How’d we pick the products for the anti-phishing test?

I’ve gotten several inquiries about how we selected the products we tested in the anti-phishing technology evaluation. That’s a fair question; some companies are unhappy that they were included, and some that they weren’t.

When we defined the parameters for the testing, we selected the vendors that had either browser-based toolbar add-ons or built-in anti-phishing technology in the browser as of May 2006 and that (in our opinion or by market data) had a significant usage presence. There are dozens of products that meet the first test, but not that many that meet the second. We picked the top 8 based on our understanding of actual usage and deployment. I didn’t want to include payware products because the original objective was for us to help Microsoft understand how well IE 7 worked compared to its biggest competitors– and in this market segment, payware products are at a disadvantage.

Would we have preferred to test all the products? Sure. The team at Carnegie Mellon that did a similar study (with a smaller list of products and a smaller set of URLs) said the same thing. However, we had to draw the line somewhere. When we redo the tests, we’ll probably change the product mix around; I’d expect to see Firefox 2.0 included, and maybe some of the commercial products.
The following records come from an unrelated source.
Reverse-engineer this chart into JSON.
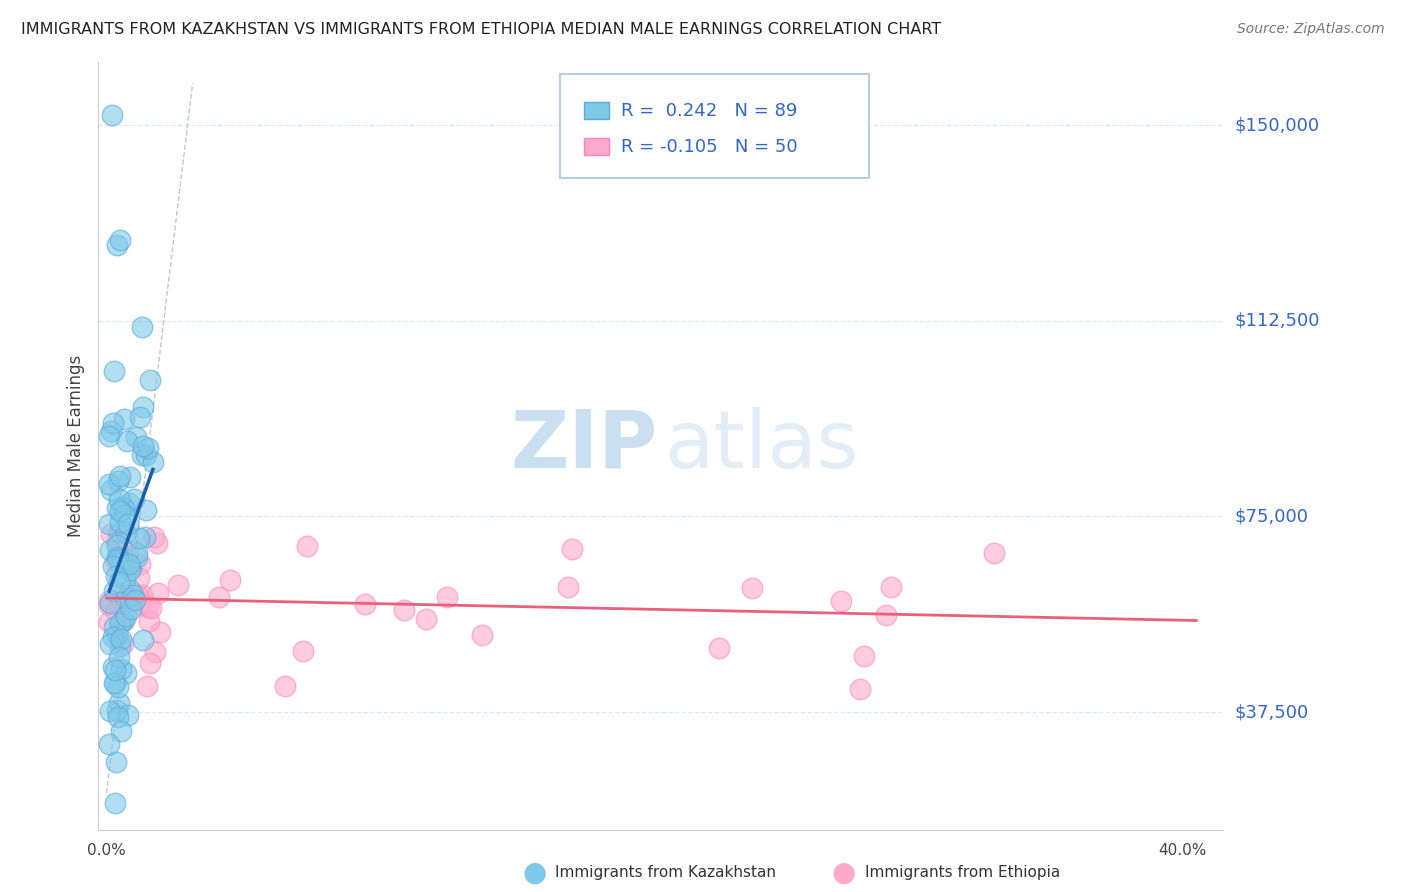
{
  "title": "IMMIGRANTS FROM KAZAKHSTAN VS IMMIGRANTS FROM ETHIOPIA MEDIAN MALE EARNINGS CORRELATION CHART",
  "source": "Source: ZipAtlas.com",
  "ylabel": "Median Male Earnings",
  "yticks": [
    37500,
    75000,
    112500,
    150000
  ],
  "ytick_labels": [
    "$37,500",
    "$75,000",
    "$112,500",
    "$150,000"
  ],
  "ymin": 15000,
  "ymax": 162000,
  "xmin": -0.003,
  "xmax": 0.415,
  "color_kaz": "#7ec8e8",
  "color_eth": "#ffaacc",
  "color_kaz_edge": "#5aabdc",
  "color_eth_edge": "#ff88bb",
  "color_trend_kaz": "#1a5fa8",
  "color_trend_eth": "#e8607a",
  "color_refline": "#b0b8c8",
  "watermark_zip_color": "#a8cce8",
  "watermark_atlas_color": "#c8ddf0",
  "legend_text_color": "#3366cc",
  "legend_border_color": "#b8cce4",
  "title_color": "#222222",
  "source_color": "#777777",
  "grid_color": "#dce8f5",
  "xlabel_color": "#444444",
  "ylabel_color": "#444444"
}
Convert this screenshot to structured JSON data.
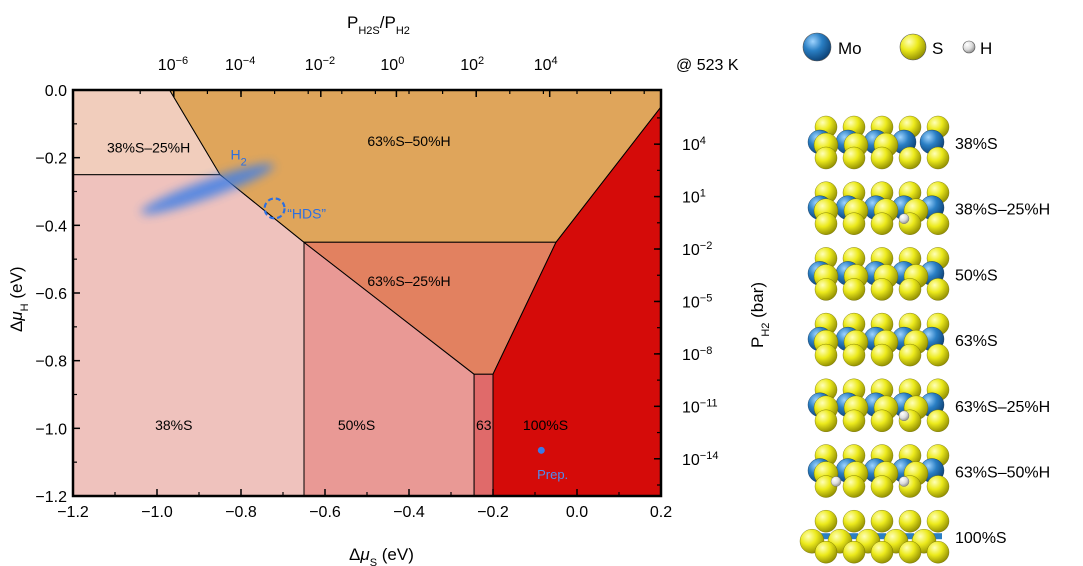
{
  "chart_data": {
    "type": "phase-diagram",
    "title": "",
    "xlabel_main": "Δμ",
    "xlabel_sub": "S",
    "xlabel_unit": " (eV)",
    "ylabel_main": "Δμ",
    "ylabel_sub": "H",
    "ylabel_unit": " (eV)",
    "xlim": [
      -1.2,
      0.2
    ],
    "ylim": [
      -1.2,
      0.0
    ],
    "xticks": [
      -1.2,
      -1.0,
      -0.8,
      -0.6,
      -0.4,
      -0.2,
      0.0,
      0.2
    ],
    "xtick_labels": [
      "−1.2",
      "−1.0",
      "−0.8",
      "−0.6",
      "−0.4",
      "−0.2",
      "0.0",
      "0.2"
    ],
    "yticks": [
      0.0,
      -0.2,
      -0.4,
      -0.6,
      -0.8,
      -1.0,
      -1.2
    ],
    "ytick_labels": [
      "0.0",
      "−0.2",
      "−0.4",
      "−0.6",
      "−0.8",
      "−1.0",
      "−1.2"
    ],
    "top_axis": {
      "label": "P_H2S/P_H2",
      "ticks": [
        {
          "x": -0.96,
          "exponent": "−6"
        },
        {
          "x": -0.8,
          "exponent": "−4"
        },
        {
          "x": -0.61,
          "exponent": "−2"
        },
        {
          "x": -0.43,
          "exponent": "0"
        },
        {
          "x": -0.24,
          "exponent": "2"
        },
        {
          "x": -0.065,
          "exponent": "4"
        }
      ]
    },
    "right_axis": {
      "label": "P_H2 (bar)",
      "ticks": [
        {
          "y": -0.16,
          "exponent": "4"
        },
        {
          "y": -0.315,
          "exponent": "1"
        },
        {
          "y": -0.47,
          "exponent": "−2"
        },
        {
          "y": -0.625,
          "exponent": "−5"
        },
        {
          "y": -0.78,
          "exponent": "−8"
        },
        {
          "y": -0.935,
          "exponent": "−11"
        },
        {
          "y": -1.09,
          "exponent": "−14"
        }
      ]
    },
    "temperature_label": "@ 523 K",
    "regions": [
      {
        "name": "38%S",
        "color": "#efc2bd",
        "label_at": [
          -0.96,
          -0.99
        ],
        "polygon": [
          [
            -1.2,
            -0.25
          ],
          [
            -0.85,
            -0.25
          ],
          [
            -0.65,
            -0.45
          ],
          [
            -0.65,
            -1.2
          ],
          [
            -1.2,
            -1.2
          ]
        ]
      },
      {
        "name": "38%S–25%H",
        "color": "#f1cdbc",
        "label_at": [
          -1.02,
          -0.17
        ],
        "polygon": [
          [
            -1.2,
            0.0
          ],
          [
            -0.97,
            0.0
          ],
          [
            -0.85,
            -0.25
          ],
          [
            -1.2,
            -0.25
          ]
        ]
      },
      {
        "name": "63%S–50%H",
        "color": "#dfa55b",
        "label_at": [
          -0.4,
          -0.15
        ],
        "polygon": [
          [
            -0.97,
            0.0
          ],
          [
            0.2,
            0.0
          ],
          [
            0.2,
            -0.05
          ],
          [
            -0.05,
            -0.45
          ],
          [
            -0.65,
            -0.45
          ],
          [
            -0.85,
            -0.25
          ]
        ]
      },
      {
        "name": "50%S",
        "color": "#e99995",
        "label_at": [
          -0.525,
          -0.99
        ],
        "polygon": [
          [
            -0.65,
            -0.45
          ],
          [
            -0.65,
            -1.2
          ],
          [
            -0.245,
            -1.2
          ],
          [
            -0.245,
            -0.84
          ]
        ]
      },
      {
        "name": "63%S–25%H",
        "color": "#e28160",
        "label_at": [
          -0.4,
          -0.565
        ],
        "polygon": [
          [
            -0.65,
            -0.45
          ],
          [
            -0.05,
            -0.45
          ],
          [
            -0.2,
            -0.84
          ],
          [
            -0.245,
            -0.84
          ]
        ]
      },
      {
        "name": "63",
        "color": "#e06a6a",
        "label_at": [
          -0.222,
          -0.99
        ],
        "polygon": [
          [
            -0.245,
            -0.84
          ],
          [
            -0.2,
            -0.84
          ],
          [
            -0.2,
            -1.2
          ],
          [
            -0.245,
            -1.2
          ]
        ]
      },
      {
        "name": "100%S",
        "color": "#d50b09",
        "label_at": [
          -0.075,
          -0.99
        ],
        "polygon": [
          [
            -0.2,
            -0.84
          ],
          [
            -0.05,
            -0.45
          ],
          [
            0.2,
            -0.05
          ],
          [
            0.2,
            -1.2
          ],
          [
            -0.2,
            -1.2
          ]
        ]
      }
    ],
    "annotations": [
      {
        "name": "h2-label",
        "text": "H",
        "sub": "2",
        "x": -0.825,
        "y": -0.19,
        "color": "#2d6fe0"
      },
      {
        "name": "hds-label",
        "text": "“HDS”",
        "x": -0.69,
        "y": -0.365,
        "color": "#2d6fe0"
      },
      {
        "name": "prep-label",
        "text": "Prep.",
        "x": -0.095,
        "y": -1.135,
        "color": "#4e8df0"
      }
    ],
    "markers": [
      {
        "name": "hds-circle",
        "type": "dashed-circle",
        "x": -0.72,
        "y": -0.35,
        "color": "#2d6fe0"
      },
      {
        "name": "prep-point",
        "type": "dot",
        "x": -0.085,
        "y": -1.065,
        "color": "#3a78e8"
      }
    ],
    "band": {
      "name": "h2-band",
      "x1": -1.02,
      "y1": -0.355,
      "x2": -0.74,
      "y2": -0.23,
      "color": "#3f7fe6"
    }
  },
  "legend": {
    "items": [
      {
        "symbol": "Mo",
        "label": "Mo",
        "color": "#1f6fb5"
      },
      {
        "symbol": "S",
        "label": "S",
        "color": "#e6e600"
      },
      {
        "symbol": "H",
        "label": "H",
        "color": "#e8e8e8"
      }
    ]
  },
  "structures": [
    {
      "label": "38%S",
      "h": []
    },
    {
      "label": "38%S–25%H",
      "h": [
        2
      ]
    },
    {
      "label": "50%S",
      "h": []
    },
    {
      "label": "63%S",
      "h": []
    },
    {
      "label": "63%S–25%H",
      "h": [
        2
      ]
    },
    {
      "label": "63%S–50%H",
      "h": [
        0,
        2
      ]
    },
    {
      "label": "100%S",
      "h": []
    }
  ]
}
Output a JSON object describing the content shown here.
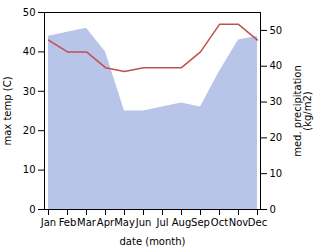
{
  "chart_data": {
    "type": "line",
    "xlabel": "date (month)",
    "ylabel": "max temp (C)",
    "y2label": "med. precipitation\n(kg/m2)",
    "categories": [
      "Jan",
      "Feb",
      "Mar",
      "Apr",
      "May",
      "Jun",
      "Jul",
      "Aug",
      "Sep",
      "Oct",
      "Nov",
      "Dec"
    ],
    "series": [
      {
        "type": "area",
        "color": "#b8c4e8",
        "values": [
          44,
          45,
          46,
          40,
          25,
          25,
          26,
          27,
          26,
          35,
          43,
          44
        ]
      },
      {
        "type": "line",
        "color": "#c0504d",
        "values": [
          43,
          40,
          40,
          36,
          35,
          36,
          36,
          36,
          40,
          47,
          47,
          43
        ]
      }
    ],
    "ylim": [
      0,
      50
    ],
    "yticks": [
      0,
      10,
      20,
      30,
      40,
      50
    ],
    "y2lim": [
      0,
      55
    ],
    "y2ticks": [
      0,
      10,
      20,
      30,
      40,
      50
    ],
    "grid": false
  }
}
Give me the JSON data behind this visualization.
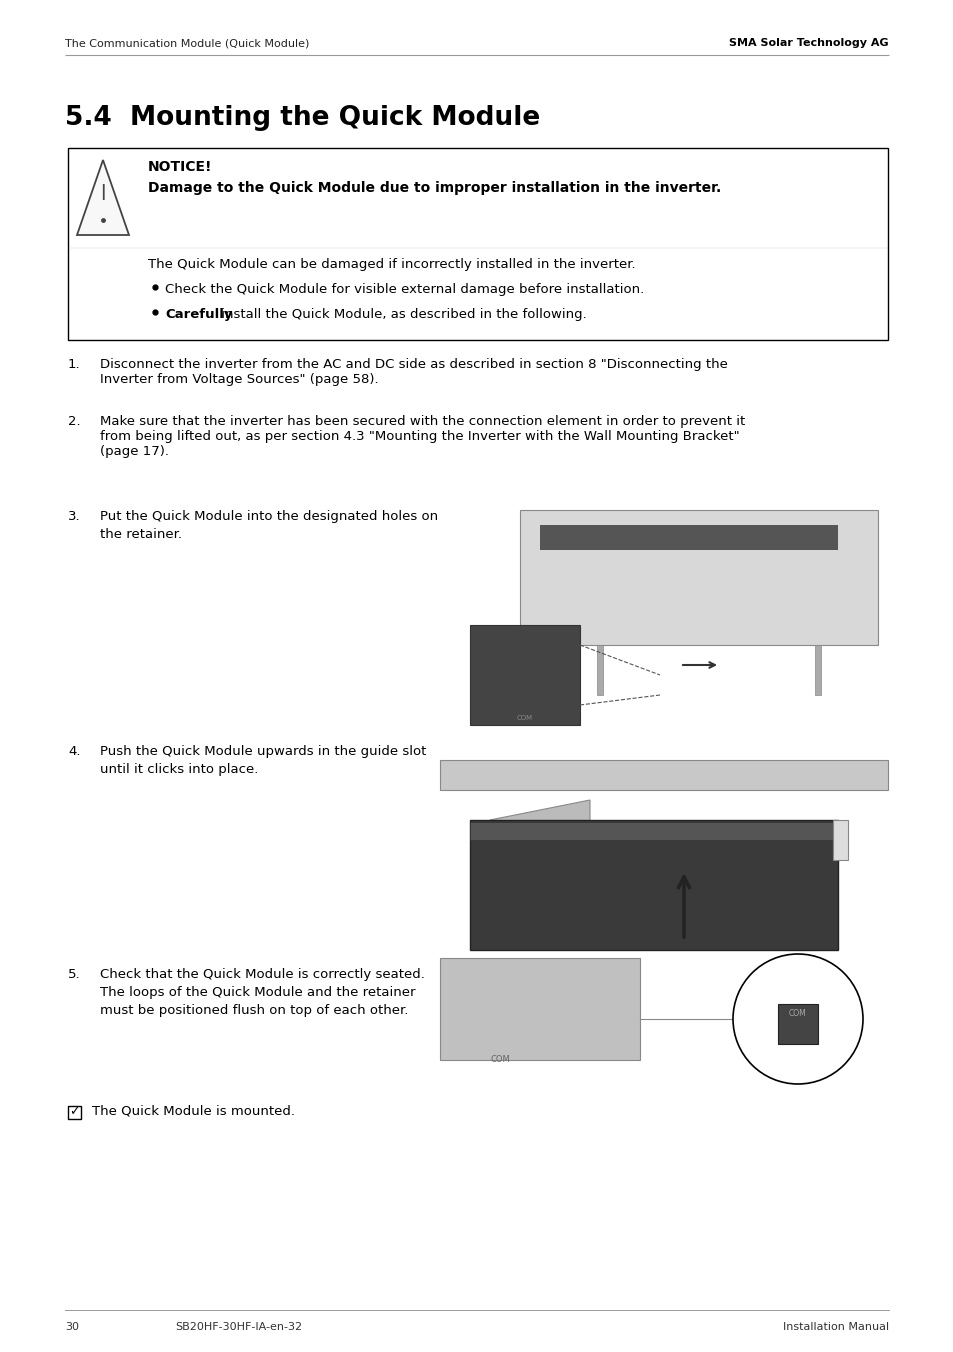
{
  "header_left": "The Communication Module (Quick Module)",
  "header_right": "SMA Solar Technology AG",
  "title": "5.4  Mounting the Quick Module",
  "notice_title": "NOTICE!",
  "notice_subtitle": "Damage to the Quick Module due to improper installation in the inverter.",
  "notice_body": "The Quick Module can be damaged if incorrectly installed in the inverter.",
  "notice_bullet1": "Check the Quick Module for visible external damage before installation.",
  "notice_bullet2_bold": "Carefully",
  "notice_bullet2_rest": " install the Quick Module, as described in the following.",
  "step1": "Disconnect the inverter from the AC and DC side as described in section 8 \"Disconnecting the\nInverter from Voltage Sources\" (page 58).",
  "step2": "Make sure that the inverter has been secured with the connection element in order to prevent it\nfrom being lifted out, as per section 4.3 \"Mounting the Inverter with the Wall Mounting Bracket\"\n(page 17).",
  "step3a": "Put the Quick Module into the designated holes on",
  "step3b": "the retainer.",
  "step4a": "Push the Quick Module upwards in the guide slot",
  "step4b": "until it clicks into place.",
  "step5a": "Check that the Quick Module is correctly seated.",
  "step5b": "The loops of the Quick Module and the retainer",
  "step5c": "must be positioned flush on top of each other.",
  "checkmark_text": "The Quick Module is mounted.",
  "footer_page": "30",
  "footer_code": "SB20HF-30HF-IA-en-32",
  "footer_right": "Installation Manual",
  "bg_color": "#ffffff",
  "text_color": "#000000"
}
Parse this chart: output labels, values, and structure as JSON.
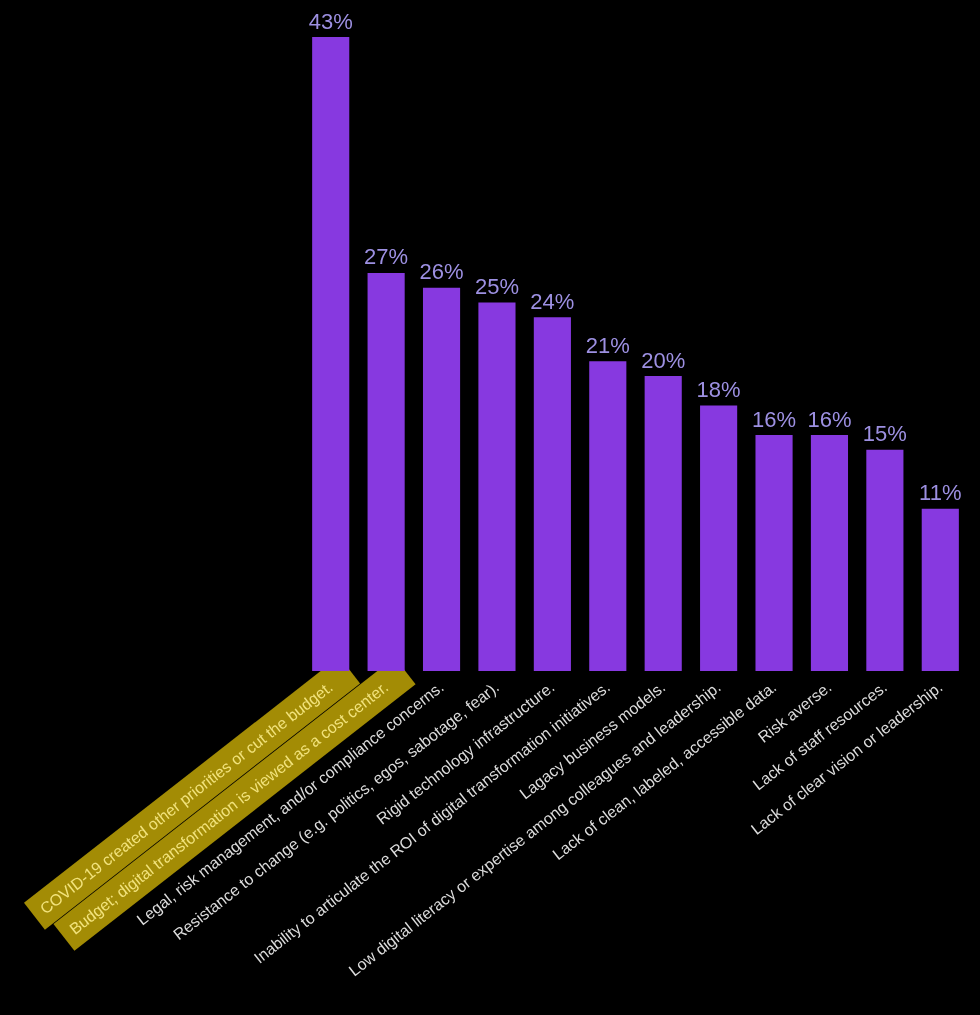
{
  "chart_data": {
    "type": "bar",
    "categories": [
      "COVID-19 created other priorities or cut the budget.",
      "Budget; digital transformation is viewed as a cost center.",
      "Legal, risk management, and/or compliance concerns.",
      "Resistance to change (e.g. politics, egos, sabotage, fear).",
      "Rigid technology infrastructure.",
      "Inability to articulate the ROI of digital transformation initiatives.",
      "Lagacy business models.",
      "Low digital literacy or expertise among colleagues and leadership.",
      "Lack of clean, labeled, accessible data.",
      "Risk averse.",
      "Lack of staff resources.",
      "Lack of clear vision or leadership."
    ],
    "values": [
      43,
      27,
      26,
      25,
      24,
      21,
      20,
      18,
      16,
      16,
      15,
      11
    ],
    "value_labels": [
      "43%",
      "27%",
      "26%",
      "25%",
      "24%",
      "21%",
      "20%",
      "18%",
      "16%",
      "16%",
      "15%",
      "11%"
    ],
    "color": "#8739e0"
  }
}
To address Symantec’s complaint, I’d make two points. First, Norton Confidential wasn’t announced until June, so how could we have included it? You’re making the Firefox argument. We only tested products that were publicly available at the start of our time period; we excluded Norton Internet Security 2006 because it was commercial (and I suspect that if we’d tested the 2006 version, we’d be hearing that we should’ve tested the 2007 version instead. Sic transit gloria annual releases…)

Second, it’s pretty worthless to have a blog but not allow comments or trackbacks. That’s not a blog, it’s a monologue. Whatever you think of the quality of Microsoft’s products (including IE), you have to admit that they have aggressively embraced blogging as a way to communicate directly with customers– something I’d like to see more security companies emulate.

Update: fixed the link to McAfee’s SiteAdvisor blog.